Shareef O’Neal, the son of Shaquille O’Neal, committed to play NCAA basketball for Arizona on Wednesday.
So, when a key recruit makes his college selection, I did what every self-respecting college basketball fan does: I compulsively stalked his Twitter timeline. (Sports do make us all do strange things now and again.) Go athletics!)
Mild self-pity quickly turned into a genuine ‘Woah, dude’ moment. In the realm of top amateur basketball, Shaq’s kid and Manute Bol’s son are currently wrecking shop together. Even better, they’re complete pals.
Take, for example, this really touching Twitter exchange.
They’re even referred to as “brothers” by Shareef.
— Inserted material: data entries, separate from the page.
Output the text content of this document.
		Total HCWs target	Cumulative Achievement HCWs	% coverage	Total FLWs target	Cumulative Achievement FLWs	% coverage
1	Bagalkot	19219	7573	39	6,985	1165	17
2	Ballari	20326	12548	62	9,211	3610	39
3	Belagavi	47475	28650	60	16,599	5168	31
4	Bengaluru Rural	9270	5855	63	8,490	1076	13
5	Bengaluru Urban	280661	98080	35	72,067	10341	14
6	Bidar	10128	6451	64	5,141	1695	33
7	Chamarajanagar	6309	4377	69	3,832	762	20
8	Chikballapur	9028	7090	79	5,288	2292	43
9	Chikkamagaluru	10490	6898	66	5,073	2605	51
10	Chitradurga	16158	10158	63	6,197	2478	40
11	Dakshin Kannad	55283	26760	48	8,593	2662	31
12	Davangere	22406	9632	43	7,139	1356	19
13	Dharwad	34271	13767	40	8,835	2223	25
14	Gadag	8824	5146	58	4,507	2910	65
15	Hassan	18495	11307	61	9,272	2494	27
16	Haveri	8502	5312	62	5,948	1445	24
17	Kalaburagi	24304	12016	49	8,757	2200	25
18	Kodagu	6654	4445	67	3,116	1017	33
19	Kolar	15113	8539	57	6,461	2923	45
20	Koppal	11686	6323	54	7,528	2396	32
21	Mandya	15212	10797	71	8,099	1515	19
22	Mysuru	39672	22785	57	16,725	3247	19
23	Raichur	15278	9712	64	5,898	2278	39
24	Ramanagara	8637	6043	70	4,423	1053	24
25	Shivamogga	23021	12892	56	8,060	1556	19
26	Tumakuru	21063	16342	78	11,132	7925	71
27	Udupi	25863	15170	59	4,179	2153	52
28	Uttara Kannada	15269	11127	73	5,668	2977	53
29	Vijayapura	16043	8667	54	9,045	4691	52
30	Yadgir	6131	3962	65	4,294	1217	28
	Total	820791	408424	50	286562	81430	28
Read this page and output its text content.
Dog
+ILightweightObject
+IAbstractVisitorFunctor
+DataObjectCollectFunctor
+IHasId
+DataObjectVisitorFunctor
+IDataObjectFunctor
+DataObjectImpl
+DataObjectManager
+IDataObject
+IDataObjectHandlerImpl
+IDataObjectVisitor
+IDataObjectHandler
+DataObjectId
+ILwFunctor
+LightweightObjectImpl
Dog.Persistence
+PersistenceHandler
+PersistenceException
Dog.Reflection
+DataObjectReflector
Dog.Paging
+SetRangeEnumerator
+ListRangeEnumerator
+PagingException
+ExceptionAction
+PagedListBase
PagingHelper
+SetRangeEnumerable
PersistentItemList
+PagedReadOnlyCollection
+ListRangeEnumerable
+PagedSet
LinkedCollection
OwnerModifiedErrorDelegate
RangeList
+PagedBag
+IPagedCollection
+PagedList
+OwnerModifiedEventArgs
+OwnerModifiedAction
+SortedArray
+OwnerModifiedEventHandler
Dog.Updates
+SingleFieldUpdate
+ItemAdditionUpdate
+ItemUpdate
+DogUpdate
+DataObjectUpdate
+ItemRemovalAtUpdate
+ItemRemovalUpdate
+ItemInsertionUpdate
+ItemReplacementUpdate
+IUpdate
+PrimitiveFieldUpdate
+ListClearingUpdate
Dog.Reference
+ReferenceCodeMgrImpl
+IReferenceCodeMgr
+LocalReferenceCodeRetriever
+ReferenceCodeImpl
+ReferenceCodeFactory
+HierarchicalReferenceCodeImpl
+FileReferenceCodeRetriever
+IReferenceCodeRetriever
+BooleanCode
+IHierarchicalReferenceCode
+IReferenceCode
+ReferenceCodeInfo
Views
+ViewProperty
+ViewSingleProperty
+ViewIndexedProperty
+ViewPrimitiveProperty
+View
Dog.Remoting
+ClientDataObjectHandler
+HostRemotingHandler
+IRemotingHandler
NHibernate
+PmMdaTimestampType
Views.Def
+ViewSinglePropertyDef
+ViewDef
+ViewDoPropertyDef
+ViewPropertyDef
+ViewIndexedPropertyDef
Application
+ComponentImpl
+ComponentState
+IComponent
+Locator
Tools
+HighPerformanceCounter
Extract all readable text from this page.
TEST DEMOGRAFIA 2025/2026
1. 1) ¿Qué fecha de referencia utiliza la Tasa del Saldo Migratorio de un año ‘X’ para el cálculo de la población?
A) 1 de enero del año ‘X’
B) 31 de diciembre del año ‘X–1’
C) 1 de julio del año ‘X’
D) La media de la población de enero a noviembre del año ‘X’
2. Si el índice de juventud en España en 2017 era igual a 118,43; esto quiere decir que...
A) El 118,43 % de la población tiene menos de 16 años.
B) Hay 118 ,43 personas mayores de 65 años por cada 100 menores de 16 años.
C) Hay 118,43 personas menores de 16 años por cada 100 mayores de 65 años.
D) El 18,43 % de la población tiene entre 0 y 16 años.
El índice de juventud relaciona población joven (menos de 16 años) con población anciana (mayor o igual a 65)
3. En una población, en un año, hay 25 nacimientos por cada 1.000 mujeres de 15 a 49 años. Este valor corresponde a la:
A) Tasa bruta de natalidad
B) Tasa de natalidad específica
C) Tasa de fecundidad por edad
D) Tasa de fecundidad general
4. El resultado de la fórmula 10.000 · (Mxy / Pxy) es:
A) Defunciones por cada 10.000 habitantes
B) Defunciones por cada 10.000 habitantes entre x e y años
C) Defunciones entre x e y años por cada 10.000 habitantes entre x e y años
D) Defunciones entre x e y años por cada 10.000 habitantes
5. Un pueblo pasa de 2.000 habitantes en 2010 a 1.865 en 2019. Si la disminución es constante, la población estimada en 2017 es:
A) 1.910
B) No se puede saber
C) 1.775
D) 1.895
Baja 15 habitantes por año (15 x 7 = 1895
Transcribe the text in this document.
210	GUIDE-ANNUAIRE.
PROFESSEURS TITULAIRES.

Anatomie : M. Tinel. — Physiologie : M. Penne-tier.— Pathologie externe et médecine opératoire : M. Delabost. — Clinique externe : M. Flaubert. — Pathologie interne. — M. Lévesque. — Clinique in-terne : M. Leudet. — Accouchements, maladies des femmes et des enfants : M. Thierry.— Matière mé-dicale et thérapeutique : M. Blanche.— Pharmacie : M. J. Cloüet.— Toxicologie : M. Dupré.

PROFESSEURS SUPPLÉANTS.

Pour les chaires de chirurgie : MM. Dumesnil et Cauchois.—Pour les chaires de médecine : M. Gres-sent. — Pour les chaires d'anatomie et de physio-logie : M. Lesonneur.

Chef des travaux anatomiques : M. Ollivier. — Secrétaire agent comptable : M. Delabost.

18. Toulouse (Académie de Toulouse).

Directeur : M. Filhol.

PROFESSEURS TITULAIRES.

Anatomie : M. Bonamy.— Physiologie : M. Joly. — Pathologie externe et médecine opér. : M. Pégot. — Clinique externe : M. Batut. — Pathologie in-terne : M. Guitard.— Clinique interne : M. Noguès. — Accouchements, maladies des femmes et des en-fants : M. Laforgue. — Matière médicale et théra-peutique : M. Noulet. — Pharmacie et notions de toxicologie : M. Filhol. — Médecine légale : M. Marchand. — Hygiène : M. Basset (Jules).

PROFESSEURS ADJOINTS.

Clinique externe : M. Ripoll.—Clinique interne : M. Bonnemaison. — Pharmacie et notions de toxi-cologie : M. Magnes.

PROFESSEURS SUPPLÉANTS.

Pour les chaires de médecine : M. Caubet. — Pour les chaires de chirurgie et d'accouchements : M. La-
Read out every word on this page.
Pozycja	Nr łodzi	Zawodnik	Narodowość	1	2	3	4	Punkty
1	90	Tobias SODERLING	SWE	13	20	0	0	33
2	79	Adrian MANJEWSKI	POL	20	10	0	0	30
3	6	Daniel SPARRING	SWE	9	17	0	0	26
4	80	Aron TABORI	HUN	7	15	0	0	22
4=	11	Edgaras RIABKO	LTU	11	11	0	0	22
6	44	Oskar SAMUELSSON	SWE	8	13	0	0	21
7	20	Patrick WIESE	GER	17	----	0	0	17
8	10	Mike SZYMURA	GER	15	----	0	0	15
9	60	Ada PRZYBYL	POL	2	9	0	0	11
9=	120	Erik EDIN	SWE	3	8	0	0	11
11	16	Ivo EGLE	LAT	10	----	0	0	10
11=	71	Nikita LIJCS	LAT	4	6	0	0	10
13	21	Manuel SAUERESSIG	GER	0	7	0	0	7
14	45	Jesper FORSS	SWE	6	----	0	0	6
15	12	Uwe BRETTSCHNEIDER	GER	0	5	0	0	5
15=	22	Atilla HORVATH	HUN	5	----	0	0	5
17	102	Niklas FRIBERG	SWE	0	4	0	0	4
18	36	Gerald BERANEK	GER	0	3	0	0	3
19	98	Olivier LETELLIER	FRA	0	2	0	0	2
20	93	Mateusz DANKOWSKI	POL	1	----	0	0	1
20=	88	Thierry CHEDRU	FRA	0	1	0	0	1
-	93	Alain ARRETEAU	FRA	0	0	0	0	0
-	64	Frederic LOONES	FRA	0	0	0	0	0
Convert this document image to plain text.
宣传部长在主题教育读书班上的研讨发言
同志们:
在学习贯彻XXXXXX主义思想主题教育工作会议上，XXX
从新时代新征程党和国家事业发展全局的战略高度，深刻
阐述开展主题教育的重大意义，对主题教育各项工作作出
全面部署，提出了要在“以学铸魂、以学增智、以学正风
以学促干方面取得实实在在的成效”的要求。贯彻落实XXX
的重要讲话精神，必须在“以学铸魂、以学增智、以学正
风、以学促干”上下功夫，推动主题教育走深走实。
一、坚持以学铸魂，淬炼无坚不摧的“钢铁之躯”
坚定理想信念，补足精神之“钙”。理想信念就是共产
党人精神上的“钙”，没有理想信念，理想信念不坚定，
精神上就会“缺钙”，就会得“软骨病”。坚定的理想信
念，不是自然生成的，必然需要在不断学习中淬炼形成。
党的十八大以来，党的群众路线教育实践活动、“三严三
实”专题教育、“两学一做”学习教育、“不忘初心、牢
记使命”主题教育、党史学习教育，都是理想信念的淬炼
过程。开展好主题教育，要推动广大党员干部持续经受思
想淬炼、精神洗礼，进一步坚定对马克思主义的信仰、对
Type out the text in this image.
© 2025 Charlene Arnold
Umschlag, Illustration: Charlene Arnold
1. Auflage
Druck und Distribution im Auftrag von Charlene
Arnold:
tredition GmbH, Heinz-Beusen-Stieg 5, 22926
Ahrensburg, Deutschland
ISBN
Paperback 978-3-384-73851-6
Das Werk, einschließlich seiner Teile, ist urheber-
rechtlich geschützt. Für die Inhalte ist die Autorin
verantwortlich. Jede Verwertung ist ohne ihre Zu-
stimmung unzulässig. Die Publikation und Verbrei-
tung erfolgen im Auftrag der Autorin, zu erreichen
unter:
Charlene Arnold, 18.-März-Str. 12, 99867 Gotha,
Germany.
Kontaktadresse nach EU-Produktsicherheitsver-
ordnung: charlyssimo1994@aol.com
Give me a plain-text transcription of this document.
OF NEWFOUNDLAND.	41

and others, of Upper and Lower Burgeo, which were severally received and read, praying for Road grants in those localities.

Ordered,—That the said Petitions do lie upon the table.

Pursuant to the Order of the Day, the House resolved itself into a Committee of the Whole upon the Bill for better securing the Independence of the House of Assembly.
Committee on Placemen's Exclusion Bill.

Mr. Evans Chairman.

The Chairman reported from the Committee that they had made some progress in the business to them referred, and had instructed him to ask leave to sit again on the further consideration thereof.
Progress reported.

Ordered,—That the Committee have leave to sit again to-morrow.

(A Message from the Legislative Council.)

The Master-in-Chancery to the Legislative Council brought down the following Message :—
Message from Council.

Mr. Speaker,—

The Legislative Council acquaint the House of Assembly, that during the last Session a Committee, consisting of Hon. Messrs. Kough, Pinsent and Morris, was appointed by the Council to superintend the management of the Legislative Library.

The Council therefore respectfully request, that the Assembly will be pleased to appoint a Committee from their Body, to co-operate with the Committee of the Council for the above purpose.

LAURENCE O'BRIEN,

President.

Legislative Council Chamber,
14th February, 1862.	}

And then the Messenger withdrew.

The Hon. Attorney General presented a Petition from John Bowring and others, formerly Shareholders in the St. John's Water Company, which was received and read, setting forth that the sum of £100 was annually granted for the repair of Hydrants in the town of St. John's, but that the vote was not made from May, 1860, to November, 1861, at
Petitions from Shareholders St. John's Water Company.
Shareef and Bol are dressed in the California Supreme outfits, the AAU squad with whom they are both playing this spring. (For those unfamiliar with AAU, it’s effectively the NBA of high school basketball, with adolescents competing in tournaments throughout the nation every spring and summer in front of hundreds of college coaches with scholarships to offer.)
Shaq is Shareef’s father, therefore he doesn’t need an introduction. Despite scoring fewer than three points per game throughout his nine-year NBA career, Manute Bol is a legend in his own right; 7-foot-7 centres from Sudan who block shots as well as launch three-pointers aren’t easily forgotten. Before his death in 2010, he also committed himself to action focused at assisting Sudan.
In 1991, Manute Bol was a member of the Philadelphia 76ers
Anyway, let’s go back to the kids.
Shareef O’Neal and Bol Bol are both juniors in high school. Shareef is a 6-foot-8, 205-pound forward who is ranked 19th in the 2018 recruiting class by ESPN. Bol is a 7-foot-1, 225-pound offensive lineman who is rated 41st in ESPN’s 2018 recruiting class. Bol hasn’t decided on a college yet.
During a competition earlier this month, the two young stars were seen playing together.
Anyway, they are Shaquille O’Neal and Bol Bol’s adolescent boys who are dominating the high school basketball globe.
They deserve congratulations. And kudos to the rest of us on reaching our formal retirement age.